Again, Paul challenges our wisdom. He lets us know, as I'm sure he would just as he did for the Corinthians, that we only imagine that we have our heads on straight. With the same kind of head-shaking disbelief that he expresses earlier, "Do you not know that you are God's temple," Paul now tells us that we only imagine that we are wise, when in fact we are fools.

These are only two of Paul's images for the relationship that abides between us and God. Paul is the one who also brings us the symbol of the Church as the Body of Christ, with each of us being members of the body—perhaps an eye or an ear. This idea too is designed to let us in on the deep spiritual truth of connectedness.

He speaks further of our being grafted onto Christ (a horticulture metaphor), of abiding in Christ (another metaphor of "home"), of being "in" Christ (what I like to call "prepositional" theology), of being ambassadors for Christ, of being reconciled to God through Christ. These are just the ones that spring quickly to mind; there are many others.

So, is this enough to get through our thick skulls and thicker hearts? What might it take for Paul and God to get our attention? What will convince us once and for all that we are indeed homes for God's Spirit? What cataclysm would impress upon us that we belong to God and God to us?

I'm not sure. There are so many destructive tendencies and habits being sold to us with far more effort in our mad world than we bring to the study of scripture. I read a quote yesterday in "The Christian Century" that is relevant here, although more legalistic than I'd like. It's by a Coptic monk (Ruwais el-Anthony): "There's nothing wrong with microwaves or mobile phones—they save time. But God will ask you what you have done with the time that was saved." (7/1/2008, p. 9)

Wouldn't it be great if we used some of that saved time to study what we call our holy scriptures? Our attention is so easily diverted. We are so easily swayed towards the secular images of who and what we are.
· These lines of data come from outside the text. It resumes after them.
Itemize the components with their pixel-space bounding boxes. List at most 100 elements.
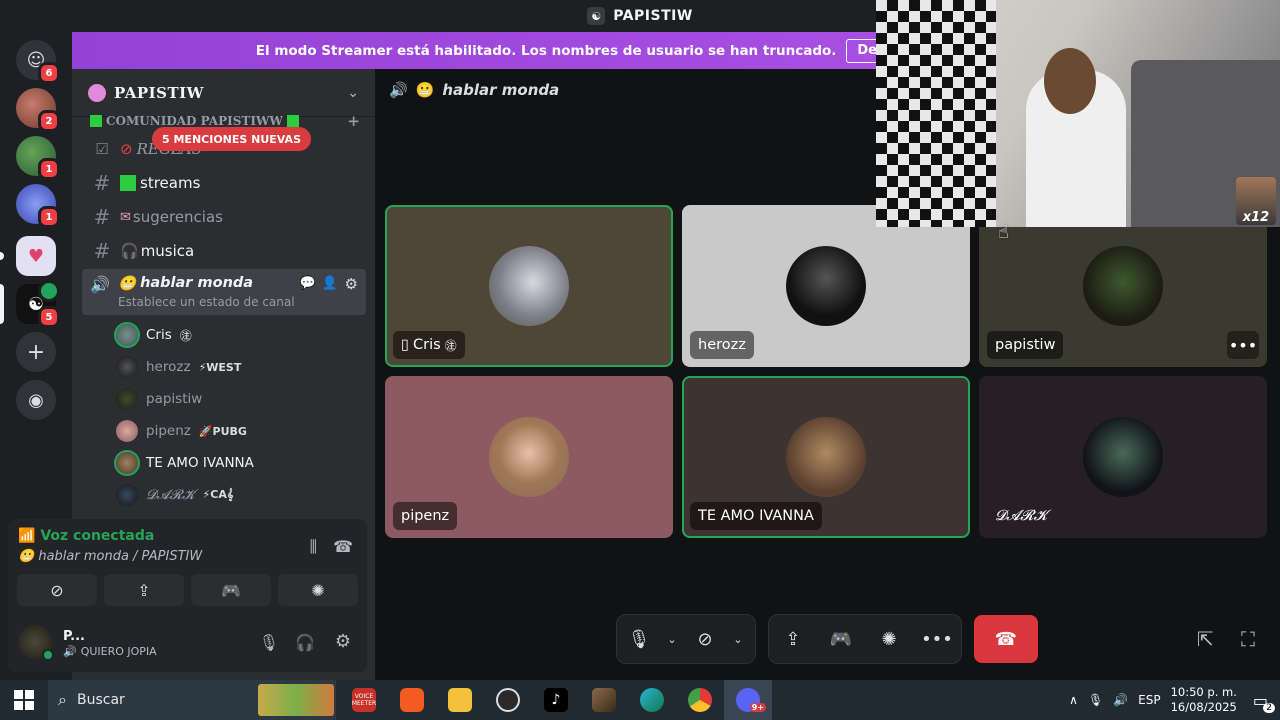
server-icon-3[interactable]: 1 [16, 184, 60, 228]
brave-icon [400, 688, 424, 712]
participant-tile[interactable]: ▯ Cris ㊟ [385, 205, 673, 367]
channel-sugerencias[interactable]: # ✉ sugerencias [82, 201, 366, 233]
microphone-icon[interactable]: 🎙 [1088, 693, 1103, 707]
compass-icon: ◉ [28, 389, 44, 411]
more-options-button[interactable]: ••• [1227, 331, 1259, 359]
headphones-icon[interactable]: 🎧 [295, 633, 315, 652]
channel-status-prompt[interactable]: Establece un estado de canal [118, 295, 295, 309]
participant-name: Cris [412, 337, 441, 353]
participant-tile[interactable]: papistiw ••• [979, 205, 1267, 367]
camera-options-chevron[interactable]: ⌄ [727, 617, 749, 661]
notifications-icon[interactable]: ▭ 2 [1253, 691, 1275, 713]
server-icon-4[interactable]: ♥ [16, 236, 56, 276]
taskbar-app-voicemeeter[interactable]: VOICE MEETER [340, 680, 388, 720]
taskbar-app-obs[interactable] [484, 680, 532, 720]
voice-connected-status[interactable]: 📶 Voz conectada [18, 528, 154, 544]
new-mentions-badge[interactable]: 5 MENCIONES NUEVAS [152, 127, 311, 151]
taskbar-app-explorer[interactable] [436, 680, 484, 720]
invite-user-icon[interactable]: 👤 [322, 276, 338, 291]
server-icon-papistiw[interactable]: ☯ 5 [16, 280, 60, 328]
member-tag: 🚀PUBG [198, 424, 247, 438]
voice-member[interactable]: herozz ⚡WEST [116, 353, 241, 381]
voice-indicator-icon: 🔊 [63, 645, 77, 658]
gear-icon[interactable]: ⚙ [335, 631, 351, 652]
channel-name: musica [140, 242, 195, 260]
green-square-icon [120, 175, 136, 191]
share-screen-button[interactable]: ⇪ [771, 617, 815, 661]
gear-icon[interactable]: ⚙ [345, 275, 358, 293]
soundboard-icon: ✺ [311, 580, 325, 600]
taskbar-app-brave[interactable] [388, 680, 436, 720]
server-icon-2[interactable]: 1 [16, 136, 60, 180]
explore-servers-button[interactable]: ◉ [16, 380, 56, 420]
participant-tile[interactable]: TE AMO IVANNA [682, 376, 970, 538]
participant-tile[interactable]: herozz [682, 205, 970, 367]
server-icon-1[interactable]: 2 [16, 88, 60, 132]
taskbar-app-edge[interactable] [628, 680, 676, 720]
category-name: COMUNIDAD PAPISTIWW [106, 114, 283, 128]
noise-suppression-icon[interactable]: ⫼ [310, 537, 317, 557]
volume-icon[interactable]: 🔊 [1113, 693, 1128, 707]
mute-button[interactable]: 🎙 [617, 617, 661, 661]
clock-date: 16/08/2025 [1170, 700, 1237, 714]
server-badge: 2 [38, 110, 60, 132]
activities-button[interactable]: 🎮 [191, 574, 271, 606]
hashtag-icon: # [93, 239, 111, 263]
voice-channel-name: hablar monda [140, 275, 254, 291]
voice-channel-title: hablar monda [442, 81, 560, 99]
popout-icon[interactable]: ⇱ [1197, 627, 1214, 651]
channel-streams[interactable]: # streams [82, 167, 366, 199]
participant-avatar [489, 417, 569, 497]
voice-channel-header: 🔊 😬 hablar monda [389, 81, 559, 99]
channel-musica[interactable]: # 🎧 musica [82, 235, 366, 267]
disconnect-icon[interactable]: ☎ [333, 537, 353, 556]
microphone-icon[interactable]: 🎙 [259, 633, 279, 652]
voice-active-icon [38, 280, 60, 302]
audio-options-chevron[interactable]: ⌄ [661, 617, 683, 661]
share-screen-button[interactable]: ⇪ [104, 574, 184, 606]
disconnect-button[interactable]: ☎ [974, 615, 1038, 663]
camera-button[interactable]: ⊘ [683, 617, 727, 661]
voice-channel-path[interactable]: 😬 hablar monda / PAPISTIW [18, 549, 202, 564]
soundboard-button[interactable]: ✺ [278, 574, 358, 606]
participant-tile[interactable]: pipenz [385, 376, 673, 538]
participant-name-tag: papistiw [987, 331, 1064, 359]
phone-hangup-icon: ☎ [994, 628, 1018, 650]
member-name: pipenz [146, 423, 191, 439]
taskbar-app-discord[interactable]: 9+ [724, 680, 772, 720]
username[interactable]: P... [63, 629, 85, 644]
voice-member[interactable]: TE AMO IVANNA [116, 449, 254, 477]
taskbar-app-photo[interactable] [580, 680, 628, 720]
add-channel-icon[interactable]: + [347, 113, 360, 129]
language-indicator[interactable]: ESP [1138, 693, 1160, 707]
discord-home-button[interactable]: ☺ 6 [16, 40, 60, 84]
camera-toggle-button[interactable]: ⊘ [17, 574, 97, 606]
taskbar-app-chrome[interactable] [676, 680, 724, 720]
voice-member[interactable]: Cris ㊟ [116, 321, 192, 349]
chevron-up-icon[interactable]: ∧ [1069, 693, 1078, 707]
member-name: 𝓓𝓐𝓡𝓚 [146, 487, 195, 503]
counter-text: x12 [1242, 210, 1270, 225]
more-options-button[interactable]: ••• [915, 617, 959, 661]
chevron-down-icon: ⌄ [733, 632, 743, 646]
fullscreen-icon[interactable]: ⛶ [1241, 627, 1255, 651]
taskbar-search[interactable]: ⌕ Buscar [48, 680, 336, 720]
chat-bubble-icon[interactable]: 💬 [300, 276, 316, 291]
participant-name-tag: TE AMO IVANNA [690, 502, 822, 530]
soundboard-button[interactable]: ✺ [867, 617, 911, 661]
grimace-emoji-icon: 😬 [415, 81, 435, 99]
clock[interactable]: 10:50 p. m. 16/08/2025 [1171, 685, 1237, 715]
add-server-button[interactable]: + [16, 332, 56, 372]
activities-button[interactable]: 🎮 [819, 617, 863, 661]
search-placeholder: Buscar [76, 692, 125, 708]
participant-tile[interactable]: 𝓓𝓐𝓡𝓚 [979, 376, 1267, 538]
taskbar-app-tiktok[interactable]: ♪ [532, 680, 580, 720]
voice-member[interactable]: pipenz 🚀PUBG [116, 417, 247, 445]
voice-connection-panel: 📶 Voz conectada 😬 hablar monda / PAPISTI… [8, 519, 367, 615]
guild-header[interactable]: PAPISTIW ⌄ [72, 69, 375, 117]
voice-channel-hablar-monda[interactable]: 🔊 😬 hablar monda Establece un estado de … [82, 269, 366, 315]
voice-member[interactable]: 𝓓𝓐𝓡𝓚 ⚡CA𝄞 [116, 481, 233, 509]
voice-member[interactable]: papistiw [116, 385, 202, 413]
mailbox-icon: ✉ [120, 209, 131, 225]
windows-start-icon[interactable] [14, 690, 34, 710]
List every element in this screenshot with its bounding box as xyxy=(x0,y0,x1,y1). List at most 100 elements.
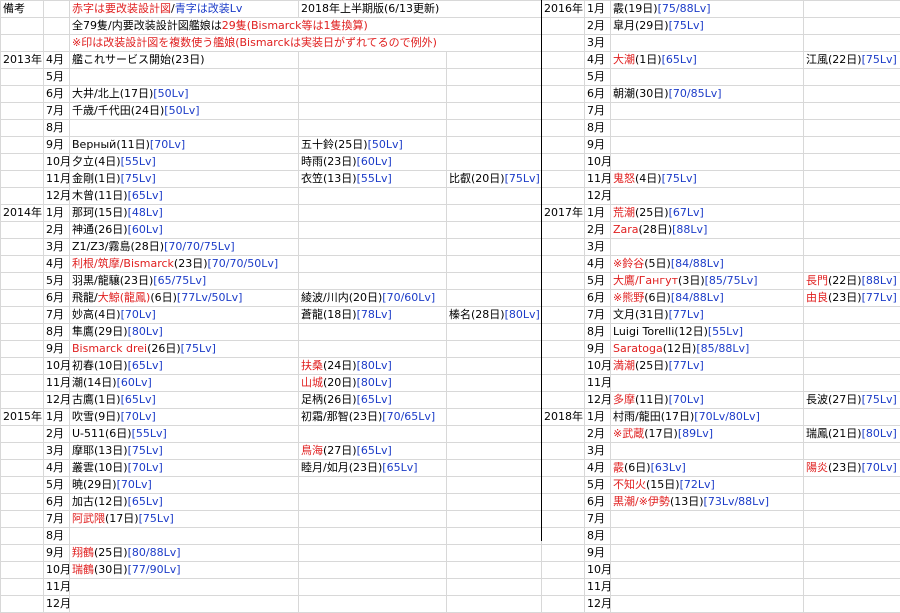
ship-entry-cell xyxy=(611,375,804,392)
month-row: 8月隼鷹(29日)[80Lv] xyxy=(1,324,542,341)
ship-entry-cell xyxy=(804,1,900,18)
ship-entry-cell: 千歳/千代田(24日)[50Lv] xyxy=(70,103,299,120)
ship-entry-cell xyxy=(447,596,542,613)
month-row: 2016年1月霰(19日)[75/88Lv] xyxy=(542,1,900,18)
ship-entry-cell xyxy=(447,239,542,256)
month-row: 10月 xyxy=(542,562,900,579)
remodel-level: [75Lv] xyxy=(862,53,897,66)
month-row: 5月 xyxy=(1,69,542,86)
ship-entry-cell xyxy=(447,579,542,596)
ship-entry-text: 瑞鳳(21日) xyxy=(806,427,862,440)
ship-entry-cell xyxy=(804,256,900,273)
ship-entry-cell: Saratoga(12日)[85/88Lv] xyxy=(611,341,804,358)
remodel-level: [80Lv] xyxy=(128,325,163,338)
blueprint-ship-name: 要改装設計図 xyxy=(105,2,171,15)
ship-entry-cell xyxy=(299,511,447,528)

We find it so much simpler to think that we might buy our way or just fall into some more satisfactory state of being. We look so much more readily outward than inward for the answers to the agonies of our souls.

But the truth stands before us, simply and boldly declared by this saint of the church that we celebrate along with St. Peter this morning—the Cephas of this text. St. Paul tells us who we truly are:

Do you not know that you are God's temple and that God's Spirit dwells in you?...For God's temple is holy, and you are that temple.

God lives in you and through you. You are a dwelling place for God's Spirit. You yourself are holy, sacred, set apart for the divine purposes of God.

Take this good word to heart today. Believe it. Walk daily knowing that God is not only with you. God is not just beside you. God is right there inside you, deep down in the essence of who you are, abiding with you in all that you say, all that you think, all that you will, all that you are, and all that you do.

May this jarring truth from St. Paul help us to live thankfully, letting the holy in us come through, doing good and being well. Amen.

May the peace of God, which passes all understanding, keep our hearts and minds through faith in Christ Jesus our Lord, unto eternal life. Amen.